Questa linea di pensiero, a sua volta, ha sollevato due ulteriori questioni interessanti. La prima è che, anche ipotizzando l’esistenza di immissione dati per l’analisi formale, non vi era un modo accurato per produrre parole chiave sui contenuti di un dipinto di difficile

descrizione, tra cui, ad esempio, le parole “prospettiva”, “visione” e “ambiente”, che sono concetti astratti della pittura di Marc. In quanto sostantivi, queste parole non sono realmente raffigurate in Hund vor der Welt, eppure esse rappresentano quel lavoro. In secondo luogo, pensare all’opera di Marc nei termini dei suoi contenuti più ovvi e importanti – gli animali – mi ha permesso di rendermi conto che non esisteva alcun inventario in grado di specificare quali dipinti rappresentassero animali. In altre parole, non vi era alcuna fonte autorevole che avesse risposto a semplici domande quali: «quanti dipinti di Franz Marc raffigurano cani?», «Quanti di quei cani rappresentano Russi?». La mancanza di risposte costituisce una grande lacuna nel lavoro di ricerca su Marc, che affronterò all’interno di questo articolo, cercando di colmarla.

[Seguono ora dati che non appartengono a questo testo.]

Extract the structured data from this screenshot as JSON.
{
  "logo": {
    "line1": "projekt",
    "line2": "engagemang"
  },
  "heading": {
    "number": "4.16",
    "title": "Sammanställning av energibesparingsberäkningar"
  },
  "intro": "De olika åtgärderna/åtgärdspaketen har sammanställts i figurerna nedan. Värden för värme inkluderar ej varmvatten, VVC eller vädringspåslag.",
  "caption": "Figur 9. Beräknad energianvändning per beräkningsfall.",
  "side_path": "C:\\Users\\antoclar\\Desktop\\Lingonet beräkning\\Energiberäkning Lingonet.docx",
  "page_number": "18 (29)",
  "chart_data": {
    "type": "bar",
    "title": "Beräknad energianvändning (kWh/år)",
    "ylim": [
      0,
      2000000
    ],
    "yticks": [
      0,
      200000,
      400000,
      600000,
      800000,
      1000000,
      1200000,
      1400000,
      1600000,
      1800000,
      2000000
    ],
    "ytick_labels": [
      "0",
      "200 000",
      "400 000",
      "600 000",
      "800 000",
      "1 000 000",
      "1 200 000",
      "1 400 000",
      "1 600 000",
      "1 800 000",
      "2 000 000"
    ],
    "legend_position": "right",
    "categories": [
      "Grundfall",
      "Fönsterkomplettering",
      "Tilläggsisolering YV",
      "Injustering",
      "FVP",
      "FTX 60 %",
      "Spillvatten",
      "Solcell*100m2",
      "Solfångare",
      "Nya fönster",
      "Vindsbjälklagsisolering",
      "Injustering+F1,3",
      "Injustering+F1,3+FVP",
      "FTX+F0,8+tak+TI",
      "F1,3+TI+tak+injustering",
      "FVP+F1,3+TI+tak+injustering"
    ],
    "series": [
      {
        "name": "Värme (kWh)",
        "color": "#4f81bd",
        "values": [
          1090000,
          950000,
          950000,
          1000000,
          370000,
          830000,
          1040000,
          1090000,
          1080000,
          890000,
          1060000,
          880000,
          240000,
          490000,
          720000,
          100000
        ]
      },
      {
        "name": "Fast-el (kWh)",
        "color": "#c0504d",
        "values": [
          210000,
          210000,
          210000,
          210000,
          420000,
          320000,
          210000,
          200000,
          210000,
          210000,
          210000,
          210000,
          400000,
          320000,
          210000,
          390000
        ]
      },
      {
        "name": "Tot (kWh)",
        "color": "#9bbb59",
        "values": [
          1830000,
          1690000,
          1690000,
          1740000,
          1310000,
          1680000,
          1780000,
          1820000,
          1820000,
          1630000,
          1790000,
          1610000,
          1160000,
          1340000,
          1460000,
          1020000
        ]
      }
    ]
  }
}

Il problema dell’implementazione di un database di immagini d’arte rese oggettivamente sta nel fatto che tali tecnologie, finora, avevano come punto di partenza l’identificazione di oggetti. (Il dipinto Hund vor der Welt si presenta come campione di indagine: si provi ad immaginare la difficoltà nel cercare di catalogare una pièce di arti performative). Quindi, il vero problema sta nel fatto che le opere d’arte spesso eludono qualsiasi comprensibile definizione ontologica. La storia dell’arte, a ragione e in modo rilevante, si fonda su metodi analitici iconografici soggettivi e formali, e include la storia culturale, sociale e l’estetica della ricezione. Integrare queste caratteristiche nella storia dell’arte digitale rappresenta una sfida dall’esito incerto, ma ciò non esclude il valore degli esperimenti e dei tentativi fatti.

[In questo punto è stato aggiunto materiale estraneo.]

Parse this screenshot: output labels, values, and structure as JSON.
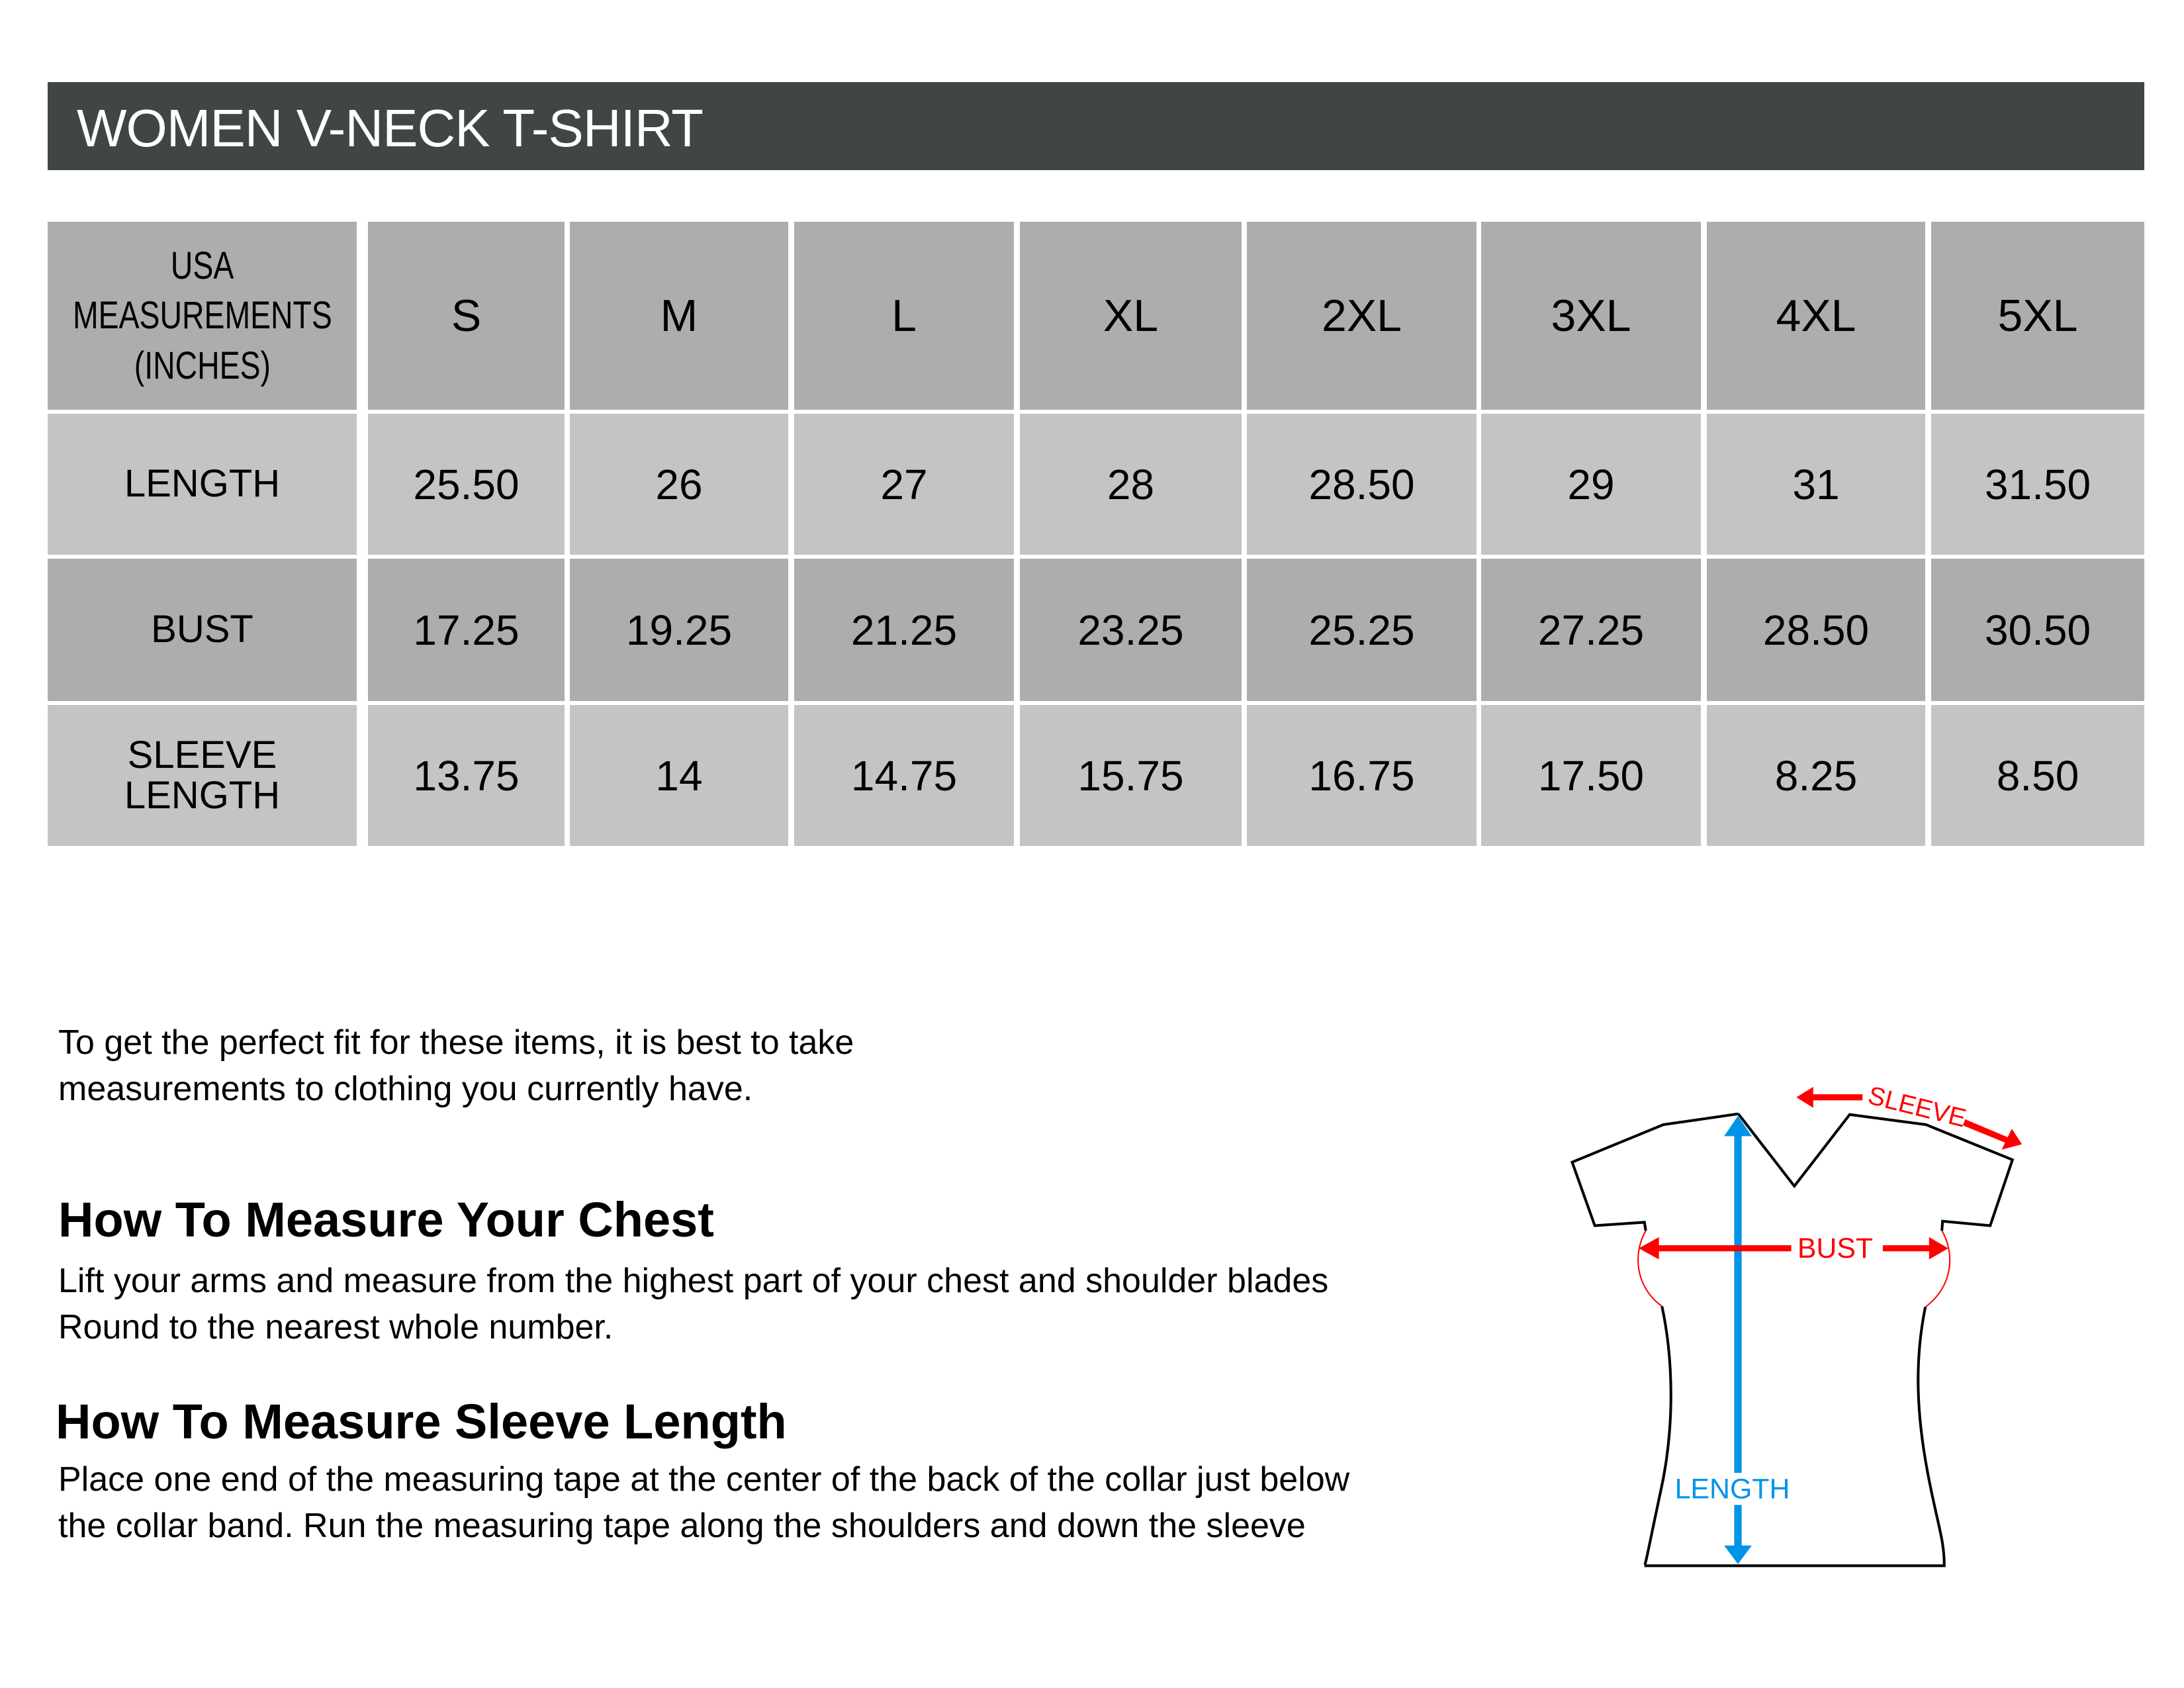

Queste indagini in realtà evidenziano la necessità di un’osservazione strettamente tradizionale e meditata che Michael Fried auspicava nel suo trattato del 2002 su Adolph Menzel, il pittore tedesco che spazia dal Realismo all’Espressionismo (Menzel 2002, 256). Le caratteristiche individuali di un’opera d’arte richiedono al ricercatore un esame estremamente esaustivo dell’opera in questione. Agli storici dell’arte è richiesto, attraverso uno sguardo attento, di cogliere nel profondo ciò che si vede e ciò che viene percepito e di descrivere di conseguenza tali sensazioni; queste osservazioni astratte possono essere indubbiamente concretizzate in un database. Tuttavia, poiché i database convenzionali, ordinati per parole chiave, sono costituiti da campi predefiniti, essi sono troppo limitanti per una storia dell’arte a livello avanzato. Nel campo degli studi umanistici, la storia dell’arte è una delle discipline più in pericolo poiché le domande che dovremmo porci sulle tassonomie, e che riguardano i nostri specifici interessi di ricerca, vengono ignorate. L’idea della trasformazione dell’università in azienda minaccia di rendere la nostra ricerca irrilevante.